Material and Methods
Adult patients with pathologically proven GBM were recruited in our study. Patients were randomized into two groups. The first group was the control group which includes the standard upfront CRT consisting of 60Gy in 30 fractions of RT and concurrent TMZ (75mg/m2) and adjuvant TMZ (150-200 mg/m2). The second group that we call neo-TMZ so on, includes 3 courses of neoadjuvant TMZ (150-200 mg/m2) followed by standard CRT as described in the control group. In case of clinical deterioration, the chemotherapy was withheld and RT started as soon as possible. Both groups underwent adjuvant TMZ (200mg/m2) with the duration at the discretion of the physician. The primary outcome was progression-free survival (PFS) starting from the time of randomization. The trial design was approved by the institutional review board and ethics committee (IR.TUMS.IKHC.REC.1399.240). We registered our trial in IRCT repository (IRCT20150929024266N5).
Results
Due to the very slow accrual rate, we stopped the patient recruitment after accruing 35 patients (16 neo-TMZ and 19 control). The median performance status score was 1 (IQR: 1-2) and the median age was 56 (IQR: 46-65). The median follow-up period was 13 months. Eleven patients (68.8%) completed 3 courses of neoadjuvant TMZ as planned. Two patients (12.5%) received two cycles and three patients (18.8%) received only one cycle due to the progression of the tumor. The median progression-free survival (PFS) were 9 months (95% confidence interval, 4.2-13.8 months) and 3 months (95% confidence interval, 1.9-4), in the control and neo-TMZ groups, respectively (HR=0.6, [CI95%= 0.3-1.36]). The 12-month PFS rates were 25% and 17% in the control and the neo-TMZ groups, respectively. Among the MGMT methylated group, the median PFS was 3 months (95%CI, 1.9-4 months) and 3 months (95%CI=0.6-5.35), in the control and neo-TMZ groups, respectively (HR=1.6, [CI95%= 0.5-5.8]). The 12-month PFS was 20% and 38% in the control the neo-TMZ groups, respectively.
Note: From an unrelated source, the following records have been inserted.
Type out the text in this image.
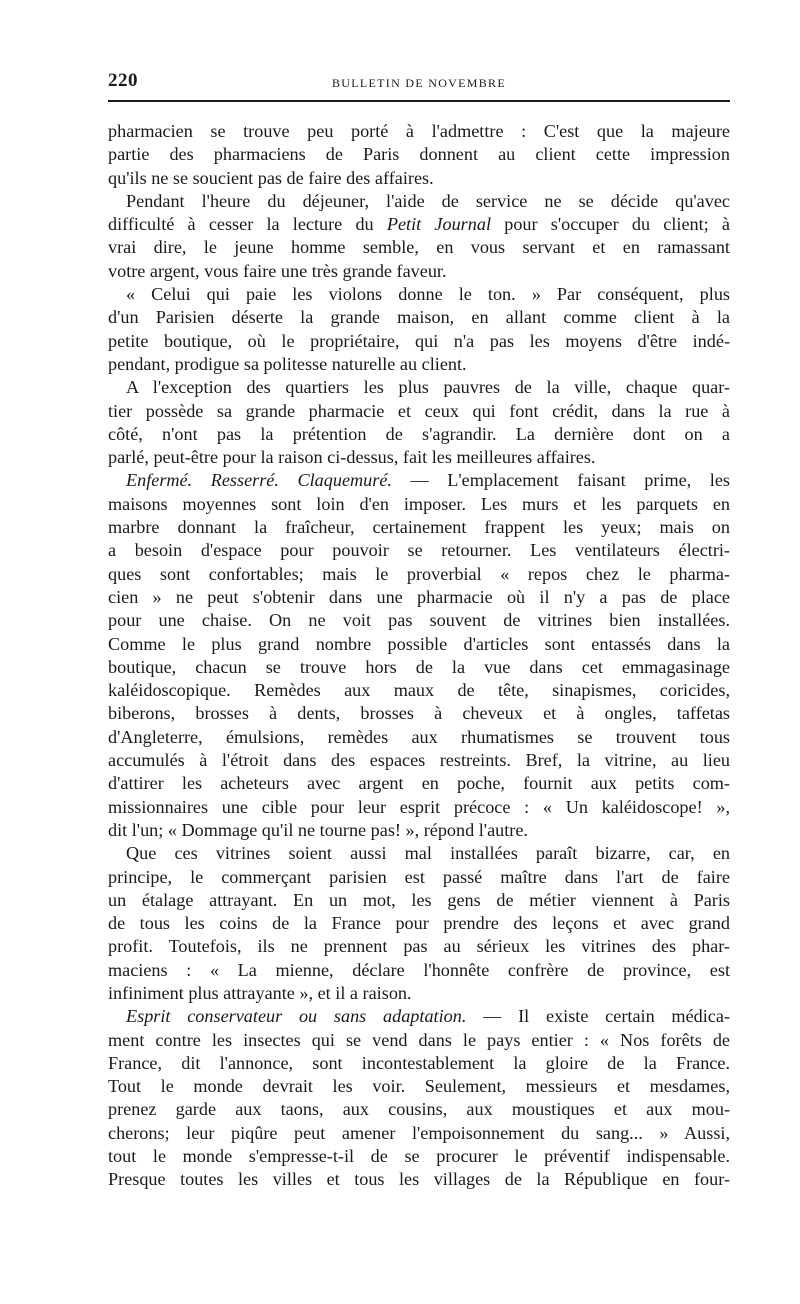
220	BULLETIN DE NOVEMBRE
pharmacien se trouve peu porté à l'admettre : C'est que la majeure
partie des pharmaciens de Paris donnent au client cette impression
qu'ils ne se soucient pas de faire des affaires.
Pendant l'heure du déjeuner, l'aide de service ne se décide qu'avec
difficulté à cesser la lecture du Petit Journal pour s'occuper du client; à
vrai dire, le jeune homme semble, en vous servant et en ramassant
votre argent, vous faire une très grande faveur.
« Celui qui paie les violons donne le ton. » Par conséquent, plus
d'un Parisien déserte la grande maison, en allant comme client à la
petite boutique, où le propriétaire, qui n'a pas les moyens d'être indé-
pendant, prodigue sa politesse naturelle au client.
A l'exception des quartiers les plus pauvres de la ville, chaque quar-
tier possède sa grande pharmacie et ceux qui font crédit, dans la rue à
côté, n'ont pas la prétention de s'agrandir. La dernière dont on a
parlé, peut-être pour la raison ci-dessus, fait les meilleures affaires.
Enfermé. Resserré. Claquemuré. — L'emplacement faisant prime, les
maisons moyennes sont loin d'en imposer. Les murs et les parquets en
marbre donnant la fraîcheur, certainement frappent les yeux; mais on
a besoin d'espace pour pouvoir se retourner. Les ventilateurs électri-
ques sont confortables; mais le proverbial « repos chez le pharma-
cien » ne peut s'obtenir dans une pharmacie où il n'y a pas de place
pour une chaise. On ne voit pas souvent de vitrines bien installées.
Comme le plus grand nombre possible d'articles sont entassés dans la
boutique, chacun se trouve hors de la vue dans cet emmagasinage
kaléidoscopique. Remèdes aux maux de tête, sinapismes, coricides,
biberons, brosses à dents, brosses à cheveux et à ongles, taffetas
d'Angleterre, émulsions, remèdes aux rhumatismes se trouvent tous
accumulés à l'étroit dans des espaces restreints. Bref, la vitrine, au lieu
d'attirer les acheteurs avec argent en poche, fournit aux petits com-
missionnaires une cible pour leur esprit précoce : « Un kaléidoscope! »,
dit l'un; « Dommage qu'il ne tourne pas! », répond l'autre.
Que ces vitrines soient aussi mal installées paraît bizarre, car, en
principe, le commerçant parisien est passé maître dans l'art de faire
un étalage attrayant. En un mot, les gens de métier viennent à Paris
de tous les coins de la France pour prendre des leçons et avec grand
profit. Toutefois, ils ne prennent pas au sérieux les vitrines des phar-
maciens : « La mienne, déclare l'honnête confrère de province, est
infiniment plus attrayante », et il a raison.
Esprit conservateur ou sans adaptation. — Il existe certain médica-
ment contre les insectes qui se vend dans le pays entier : « Nos forêts de
France, dit l'annonce, sont incontestablement la gloire de la France.
Tout le monde devrait les voir. Seulement, messieurs et mesdames,
prenez garde aux taons, aux cousins, aux moustiques et aux mou-
cherons; leur piqûre peut amener l'empoisonnement du sang... » Aussi,
tout le monde s'empresse-t-il de se procurer le préventif indispensable.
Presque toutes les villes et tous les villages de la République en four-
There was no grade 5 toxicity in the neo-TMZ group but there was one grade 4 and two grade 3 thrombocytopenia and neutropenia (bicytopenia). One patient had grade 5 cytopenia in the control group. One patient had pulmonary thromboembolism and another patient had grade 3 thrombocytopenia in the control group as well.
Conclusion
Based on our study there was not any benefit observed with the addition of neoadjuvant TMZ to the standard CRT. However, due to near doubled 12-month PFS rate we may say it seems that a small subset of MGMT methylated patients may benefit from neoadjuvant therapy.